By Aditi Rao.
Aditi travelled on an India Untravelled trip to the high Himalayas of Spiti, and is back to take us on a virtual journey along Tabo monastery, which dates back over a 1000 years.
If the monastery at Tabo is a checkmark on your to-do list, listen to the guides, and go there at 9 AM, when the gods are ready to meet the tourists.
If you want to catch the gods when they are more at ease, ignore your guide, and go there at sunset. The temples will be locked, sure, but the gods are around, relaxing after a long day of meeting with pilgrims and tourists. They have time to chat.
The monastery at Tabo, minus the people |
It doesn’t matter if this is your first day in Tabo; you can’t not find the gorgeous mud structures. There is no way not to notice the piles of engraved rocks — no way not to know that this spot, with its broken wall and open gate, is sacred.
Once inside, close your eyes. Listen to the river gurgling in the distance, the birds who know to keep their chatter to a respectful volume. Open your eyes, and watch the mud temples and walls against the crystal sky. Watch the sky tracing the outlines of the larger mud walls, the mountains in the distance. Breathe in the prayers of a millennium.
Carvings around one of the temple doors in the monastery. |
That might be the most important thing — breathe deeply. You will need that air later.
If you are there to ask the gods for favors, I won’t promise that they will answer. They are off duty (would you pick up a client’s call at midnight?). But if you are there for conversation, there to listen to the secrets they have been keeping for a thousand years, there for friendship rather than for favors, I’m willing to bet you will not be disappointed.
The main stupa in Tabo. |
The locals tell me that one must walk clockwise through this monastery. I trust them on that — you probably should too. All the same, the first time I went in, no one had told me yet to move clockwise, and so I didn’t. I moved from structure to structure, as they called out to me, beckoned me over. I ran my hands over the engravings on the doors, and I sat down to write outside the temple of the mother goddess. I had my back to her, and I wondered briefly how she felt about that, but ultimately, she didn’t seem to care. She knew I meant no disrespect. I was there for love, for friendship, and I think she understood that. I think that meant more to her than did the direction in which I walked or faced.

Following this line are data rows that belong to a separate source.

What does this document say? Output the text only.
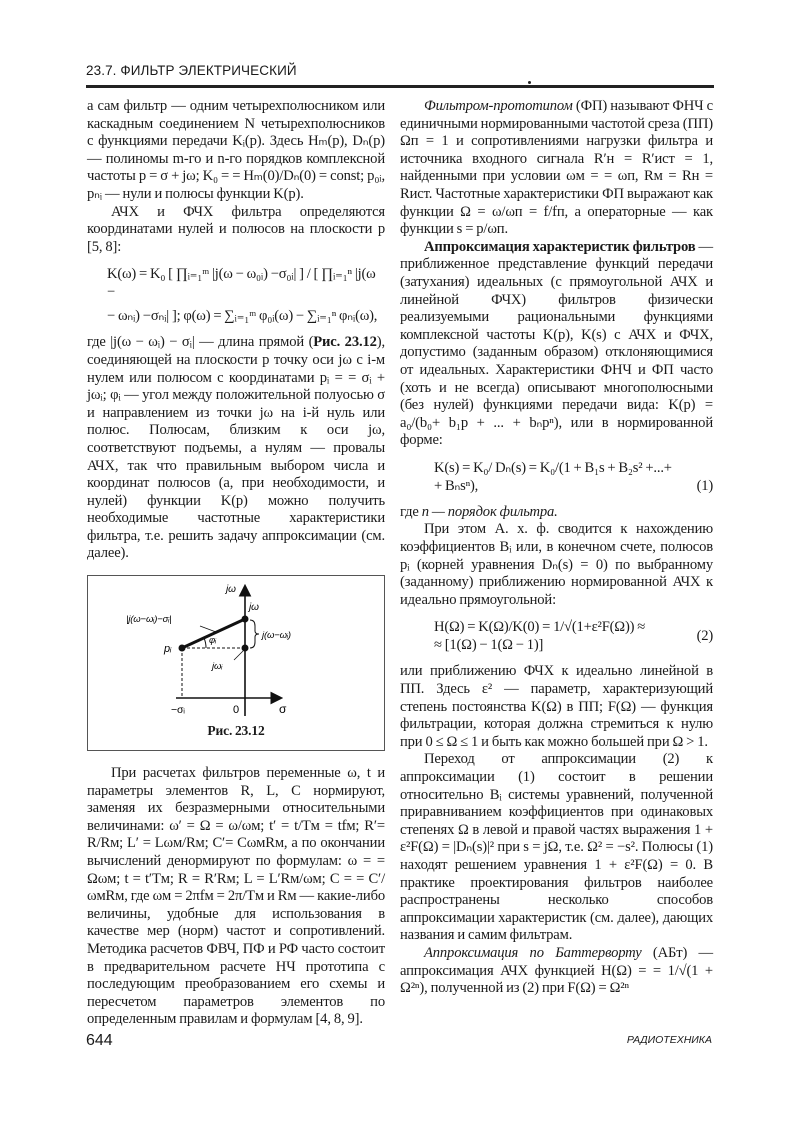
23.7. ФИЛЬТР ЭЛЕКТРИЧЕСКИЙ

а сам фильтр — одним четырехполюсником или каскадным соединением N четырехполюсников с функциями передачи Kᵢ(p). Здесь Hₘ(p), Dₙ(p) — полиномы m-го и n-го порядков комплексной частоты p = σ + jω; K₀ = = Hₘ(0)/Dₙ(0) = const; p₀ᵢ, pₙᵢ — нули и полюсы функции K(p).

АЧХ и ФЧХ фильтра определяются координатами нулей и полюсов на плоскости p [5, 8]:

K(ω) = K₀ [ ∏ᵢ₌₁ᵐ |j(ω − ω₀ᵢ) −σ₀ᵢ| ] / [ ∏ᵢ₌₁ⁿ |j(ω −
− ωₙᵢ) −σₙᵢ| ]; φ(ω) = ∑ᵢ₌₁ᵐ φ₀ᵢ(ω) − ∑ᵢ₌₁ⁿ φₙᵢ(ω),

где |j(ω − ωᵢ) − σᵢ| — длина прямой (Рис. 23.12), соединяющей на плоскости p точку оси jω с i-м нулем или полюсом с координатами pᵢ = = σᵢ + jωᵢ; φᵢ — угол между положительной полуосью σ и направлением из точки jω на i-й нуль или полюс. Полюсам, близким к оси jω, соответствуют подъемы, а нулям — провалы АЧХ, так что правильным выбором числа и координат полюсов (а, при необходимости, и нулей) функции K(p) можно получить необходимые частотные характеристики фильтра, т.е. решить задачу аппроксимации (см. далее).

jω
jω
|j(ω−ωᵢ)−σᵢ|
j(ω−ωᵢ)
pᵢ
φᵢ
jωᵢ
−σᵢ	0	σ
Рис. 23.12

При расчетах фильтров переменные ω, t и параметры элементов R, L, C нормируют, заменяя их безразмерными относительными величинами: ω′ = Ω = ω/ωм; t′ = t/Tм = tfм; R′= R/Rм; L′ = Lωм/Rм; C′= CωмRм, а по окончании вычислений денормируют по формулам: ω = = Ωωм; t = t′Tм; R = R′Rм; L = L′Rм/ωм; C = = C′/ωмRм, где ωм = 2πfм = 2π/Tм и Rм — какие-либо величины, удобные для использования в качестве мер (норм) частот и сопротивлений. Методика расчетов ФВЧ, ПФ и РФ часто состоит в предварительном расчете НЧ прототипа с последующим преобразованием его схемы и пересчетом параметров элементов по определенным правилам и формулам [4, 8, 9].

Фильтром-прототипом (ФП) называют ФНЧ с единичными нормированными частотой среза (ПП) Ωп = 1 и сопротивлениями нагрузки фильтра и источника входного сигнала R′н = R′ист = 1, найденными при условии ωм = = ωп, Rм = Rн = Rист. Частотные характеристики ФП выражают как функции Ω = ω/ωп = f/fп, а операторные — как функции s = p/ωп.

Аппроксимация характеристик фильтров — приближенное представление функций передачи (затухания) идеальных (с прямоугольной АЧХ и линейной ФЧХ) фильтров физически реализуемыми рациональными функциями комплексной частоты K(p), K(s) с АЧХ и ФЧХ, допустимо (заданным образом) отклоняющимися от идеальных. Характеристики ФНЧ и ФП часто (хоть и не всегда) описывают многополюсными (без нулей) функциями передачи вида: K(p) = a₀/(b₀+ b₁p + ... + bₙpⁿ), или в нормированной форме:

K(s) = K₀/ Dₙ(s) = K₀/(1 + B₁s + B₂s² +...+
+ Bₙsⁿ),	(1)

где n — порядок фильтра.

При этом А. х. ф. сводится к нахождению коэффициентов Bᵢ или, в конечном счете, полюсов pᵢ (корней уравнения Dₙ(s) = 0) по выбранному (заданному) приближению нормированной АЧХ к идеально прямоугольной:

H(Ω) = K(Ω)/K(0) = 1/√(1+ε²F(Ω)) ≈
≈ [1(Ω) − 1(Ω − 1)]
(2)

или приближению ФЧХ к идеально линейной в ПП. Здесь ε² — параметр, характеризующий степень постоянства K(Ω) в ПП; F(Ω) — функция фильтрации, которая должна стремиться к нулю при 0 ≤ Ω ≤ 1 и быть как можно большей при Ω > 1.

Переход от аппроксимации (2) к аппроксимации (1) состоит в решении относительно Bᵢ системы уравнений, полученной приравниванием коэффициентов при одинаковых степенях Ω в левой и правой частях выражения 1 + ε²F(Ω) = |Dₙ(s)|² при s = jΩ, т.е. Ω² = −s². Полюсы (1) находят решением уравнения 1 + ε²F(Ω) = 0. В практике проектирования фильтров наиболее распространены несколько способов аппроксимации характеристик (см. далее), дающих названия и самим фильтрам.

Аппроксимация по Баттерворту (АБт) — аппроксимация АЧХ функцией H(Ω) = = 1/√(1 + Ω²ⁿ), полученной из (2) при F(Ω) = Ω²ⁿ

644	РАДИОТЕХНИКА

A family from Shimla comes up every summer to cultivate these fields of green peas in Tabo. |
As you walk out, stop by the shops. The shopkeepers, who have been just as busy with tourists all day as the gods have been, have time to talk in the evening. Let them tell you about what brought them to this town — or what leads them away from this town every winter and brings them back every spring. Let them tell you about another god and where you can meet him, April to October, for a week at a time (it doesn’t matter if you don’t want to meet him — it’s good to know anyway). Let one of them invite you home for tea or sell you a scarf for your mother. Let them explain to you the flags that tourists will buy. Let them give you the stories that cannot be bought.
Walk to the river. Get lost. Let a farmer tell you which way to go, allow you a shortcut through her fields. Let yourself get more lost in those fields when she disappears before you’ve found your way. Accept the slosh of your shoes wading through just-irrigated fields. Stretch your arms into a T, learn to balance on the narrow raised ledges crisscrossing through the fields. Find your way through the barbed wire, back at the mud structures.
Green relief against the desert's starkness. |
Go into the monastery one more time. If you’re lucky, it is now dark enough for the stars. If you’re really lucky, there is no moon, and the stars have free reign of this particular night. Walk through the monastery again, this time by starlight. Walk silently — the gods are probably asleep, and so is most of the town.
Relish being awake and alive amongst resting gods. It may be the closest you ever come to godness.